SinglesEnv and DoublesEnv expose helpers to convert between encoded actions and Showdown orders:

  • action_to_order

  • order_to_action

  • get_action_mask

Both methods support two important flags:

  • strict (default True): raises ValueError when a conversion is invalid.

  • fake (default False): allows best-effort conversions, even if not legal.

Prerequisites

  • You need a live Battle or DoubleBattle object, usually from a player callback or an environment step.

  • This guide is most useful when building custom RL policies, wrappers, or action encoders.

Why This Matters

During RL training or debugging, invalid actions happen frequently. You can choose between hard-failing (strict) and fallback behavior (non-strict).

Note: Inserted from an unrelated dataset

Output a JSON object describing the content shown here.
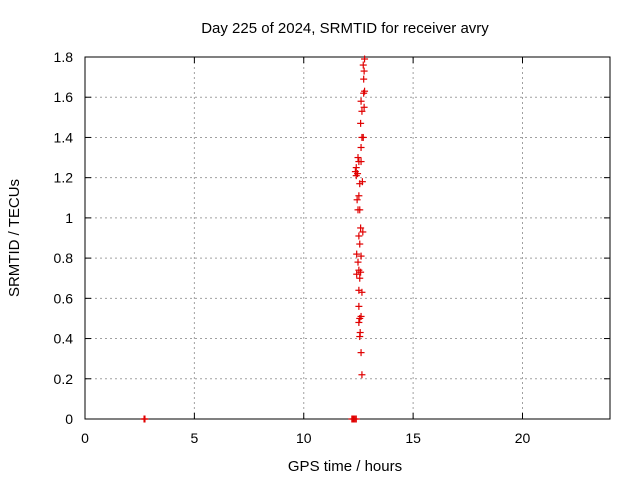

  • Use strict=True while validating your policy and action encoding.

  • Use strict=False when you prefer robustness and fallback to random legal orders.

Note

The Gymnasium action_space spans the full encoded action range. Use get_action_mask to determine which actions are currently legal. Sentinel values like default/forfeit are accepted by the converters, but they are not emitted by the standard sampled action spaces.

Singles Example

import numpy as np

from poke_env.environment import SinglesEnv

mask = SinglesEnv.get_action_mask(battle)

# Convert action -> order
order = SinglesEnv.action_to_order(
    np.int64(6),
    battle,
    fake=False,
    strict=True,
)

# Convert order -> action
action = SinglesEnv.order_to_action(
    order,
    battle,
    fake=False,
    strict=True,
)

Doubles Example

import numpy as np

from poke_env.environment import DoublesEnv

mask = DoublesEnv.get_action_mask(battle)

action = np.array([7, 27], dtype=np.int64)
order = DoublesEnv.action_to_order(action, battle, fake=False, strict=False)

recovered_action = DoublesEnv.order_to_action(
    order,
    battle,
    fake=False,
    strict=False,
)